Qui plus est, cette amélioration est fragile, car elle est liée à une progression des recettes fiscales. Vous savez, comme moi, que le caractère de ces recettes est, par définition, volatile, que l'on parle de l'anticipation du calendrier d'encaissement de l'impôt sur les sociétés ou du versement de soultes. Sans ces mesures exceptionnelles, le déficit aurait d'ailleurs atteint 2, 8 % du PIB. Les recettes ne sont donc pas créées par de réelles économies, et c'est là que le bât blesse.

Aussi, loin de pavoiser devant la réduction de ce déficit, n'oublions pas qu'il est juste revenu au niveau du « solde stabilisant », c'est-à-dire qu'il ne permet pas encore la réduction de la dette publique.

Il faut par conséquent accroître l'effort, notamment en ce qui concerne les dépenses, et dépasser l'objectif « zéro volume », inscrit dans la loi de finances initiale de 2006, pour parvenir au « zéro valeur ». Les dépenses continuent, en effet, à augmenter aussi vite que le PIB, c'est-à-dire à un rythme très supérieur aux objectifs fixés par le Gouvernement dans ses programmations pluriannuelles.

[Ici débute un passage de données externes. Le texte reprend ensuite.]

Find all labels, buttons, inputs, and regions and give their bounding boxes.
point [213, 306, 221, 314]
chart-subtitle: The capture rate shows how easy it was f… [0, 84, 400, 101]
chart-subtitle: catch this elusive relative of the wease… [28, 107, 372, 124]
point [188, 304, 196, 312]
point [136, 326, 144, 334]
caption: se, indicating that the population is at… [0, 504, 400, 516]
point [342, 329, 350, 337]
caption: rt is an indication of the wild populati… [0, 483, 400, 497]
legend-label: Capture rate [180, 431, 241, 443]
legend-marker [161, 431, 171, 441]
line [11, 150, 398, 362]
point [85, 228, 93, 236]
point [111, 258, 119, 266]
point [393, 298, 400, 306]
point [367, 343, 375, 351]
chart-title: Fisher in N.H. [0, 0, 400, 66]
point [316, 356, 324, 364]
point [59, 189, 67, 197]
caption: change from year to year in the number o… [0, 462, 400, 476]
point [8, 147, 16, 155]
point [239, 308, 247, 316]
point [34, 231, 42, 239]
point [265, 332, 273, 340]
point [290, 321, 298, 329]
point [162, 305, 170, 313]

Quand s'attachera-t-on véritablement à gérer de façon rationnelle les ressources en personnel et à rationaliser les effectifs de la fonction publique ? Quand on sait que les dépenses de personnel représentent 45 % des dépenses nettes de l'État, on calcule aisément l'impact du non-remplacement d'une personne sur deux partant à la retraite, surtout quand sont visés 35 000 emplois. Au demeurant, M. le président de la commission des finances indiquait ce matin que le fait de ne pas remplacer une personne partant à la retraite sur deux ne générerait pas d'économie puisque, de toute façon, il faudrait verser des pensions.

De toute façon, des questions essentielles se posent au sujet de ces postes non remplacés. S'agit-il de postes budgétaires ou de postes effectifs ? Que signifient les 29 794 équivalents temps plein de moins par rapport au plafond voté en loi de finances 2006 ? S'agit-il d'un mauvais calibrage des dépenses, d'embauches moindres que prévues ou encore de transferts vers les collectivités locales - je pense aux TOS ? Comment l'État va-t-il gérer l'augmentation des dépenses de pensions, dont une hausse de l'ordre de 1, 5 milliard d'euros est prévue entre 2007 et 2008 ?

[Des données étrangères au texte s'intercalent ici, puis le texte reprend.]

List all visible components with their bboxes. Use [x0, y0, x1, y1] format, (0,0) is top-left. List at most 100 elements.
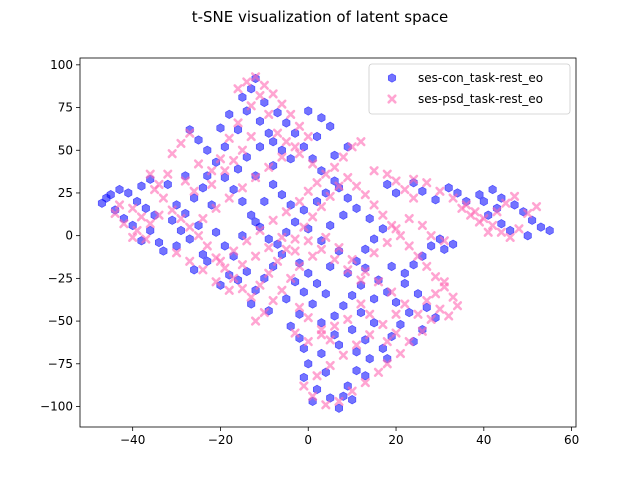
- data-point: [488, 184, 497, 195]
- data-point: [334, 243, 344, 253]
- data-point: [185, 234, 194, 244]
- data-point: [215, 154, 226, 164]
- data-point: [303, 236, 313, 246]
- data-point: [207, 166, 217, 176]
- data-point: [194, 135, 203, 145]
- x-tick-label: −20: [208, 433, 233, 447]
- data-point: [408, 193, 419, 203]
- legend-marker: [387, 94, 397, 104]
- data-point: [509, 191, 520, 201]
- legend-label: ses-con_task-rest_eo: [418, 71, 543, 85]
- data-point: [238, 92, 247, 102]
- data-point: [198, 249, 207, 260]
- data-point: [457, 203, 467, 213]
- data-point: [356, 137, 366, 147]
- data-point: [224, 285, 234, 295]
- data-point: [312, 278, 322, 289]
- data-point: [141, 234, 151, 244]
- y-tick-label: 100: [50, 58, 73, 72]
- data-point: [514, 224, 524, 234]
- data-point: [404, 241, 414, 251]
- data-point: [378, 343, 387, 354]
- y-tick-label: 25: [58, 186, 73, 200]
- data-point: [308, 299, 317, 309]
- data-point: [339, 210, 348, 220]
- data-point: [282, 294, 291, 304]
- data-point: [167, 149, 177, 159]
- data-point: [264, 234, 273, 244]
- data-point: [224, 193, 234, 203]
- data-point: [483, 227, 493, 237]
- data-point: [303, 313, 313, 323]
- data-point: [501, 198, 511, 208]
- data-point: [202, 241, 212, 251]
- data-point: [361, 371, 370, 381]
- data-point: [325, 335, 335, 345]
- data-point: [225, 109, 234, 120]
- data-point: [382, 237, 392, 248]
- data-point: [286, 321, 295, 331]
- data-point: [312, 384, 322, 395]
- data-point: [229, 155, 239, 166]
- data-point: [378, 224, 387, 234]
- data-point: [299, 372, 308, 383]
- data-point: [185, 256, 195, 266]
- data-point: [268, 215, 278, 225]
- y-tick-label: −75: [48, 357, 73, 371]
- data-point: [343, 172, 353, 183]
- data-point: [264, 128, 273, 138]
- data-point: [334, 340, 344, 350]
- data-point: [193, 159, 204, 169]
- data-point: [506, 225, 515, 236]
- y-tick-label: 0: [65, 229, 73, 243]
- data-point: [269, 137, 278, 147]
- data-point: [343, 193, 352, 203]
- data-point: [356, 299, 366, 309]
- data-point: [233, 125, 243, 135]
- data-point: [391, 224, 401, 234]
- data-point: [128, 203, 138, 213]
- data-point: [338, 350, 348, 360]
- data-point: [378, 319, 388, 330]
- data-point: [329, 162, 340, 172]
- data-point: [264, 109, 274, 119]
- data-point: [391, 328, 401, 338]
- data-point: [395, 231, 406, 241]
- data-point: [347, 254, 357, 265]
- data-point: [114, 200, 125, 210]
- data-point: [440, 244, 449, 254]
- data-point: [304, 268, 313, 278]
- legend-label: ses-psd_task-rest_eo: [418, 92, 543, 106]
- data-point: [303, 336, 313, 347]
- data-point: [308, 391, 318, 401]
- legend-marker: [387, 73, 397, 83]
- data-point: [176, 225, 185, 236]
- data-point: [216, 123, 225, 133]
- data-point: [391, 176, 401, 186]
- data-point: [365, 213, 374, 224]
- data-point: [282, 118, 291, 128]
- data-point: [198, 213, 208, 224]
- x-axis: −40 −20 0 20 40 60: [120, 427, 579, 447]
- data-point: [294, 196, 305, 207]
- data-point: [171, 248, 182, 258]
- data-point: [176, 213, 186, 224]
- data-point: [237, 284, 248, 294]
- data-point: [373, 367, 384, 377]
- data-point: [449, 239, 458, 249]
- data-point: [417, 326, 427, 336]
- data-point: [167, 205, 177, 215]
- data-point: [430, 272, 441, 282]
- data-point: [444, 183, 453, 193]
- data-point: [510, 200, 519, 210]
- data-point: [400, 184, 410, 195]
- data-point: [303, 131, 313, 142]
- data-point: [224, 133, 234, 143]
- data-point: [312, 371, 322, 381]
- data-point: [207, 179, 217, 190]
- data-point: [439, 277, 449, 287]
- data-point: [203, 256, 212, 266]
- data-point: [304, 106, 313, 116]
- data-point: [387, 287, 397, 297]
- data-point: [281, 207, 291, 217]
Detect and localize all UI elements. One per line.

Le non-remplacement des départs en retraite est un sujet important. Il ne doit cependant pas cacher l'indispensable réforme de l'État que notre pays doit accomplir. Au-delà des chiffres, une réflexion plus approfondie doit être menée sur les nouveaux métiers dont a besoin la fonction publique et sur son management, dans une optique de gains de productivité et de mise en place d'objectifs de performance.

La Cour des comptes souligne également les limites de la norme de dépense, puisque ne sont toujours pas comptabilisées comme des dépenses celles qui sont financées au moyen de ressources extrabudgétaires, les dépenses des comptes spéciaux, les dépenses financées au moyen de certaines taxes affectées, de certains remboursements et dégrèvements et de prélèvements sur recettes.

Je citerai, pour exemple, les prélèvements sur recettes au profit des collectivités locales, les dépenses destinées au financement par crédit d'impôt du prêt à taux zéro, les dégrèvements d'impôts locaux - leur montant dépasse de 2 milliards d'euros celui qui était prévu par la loi de règlement du budget de 2006 - ou encore des transferts de recettes à des opérateurs comme l'Agence nationale de la recherche ou l'Agence de financement des infrastructures. Une norme de dépense ainsi élargie aurait abouti à constater une croissance de la dépense de 5, 6 % en 2006, comme l'a indiqué M. le rapporteur général.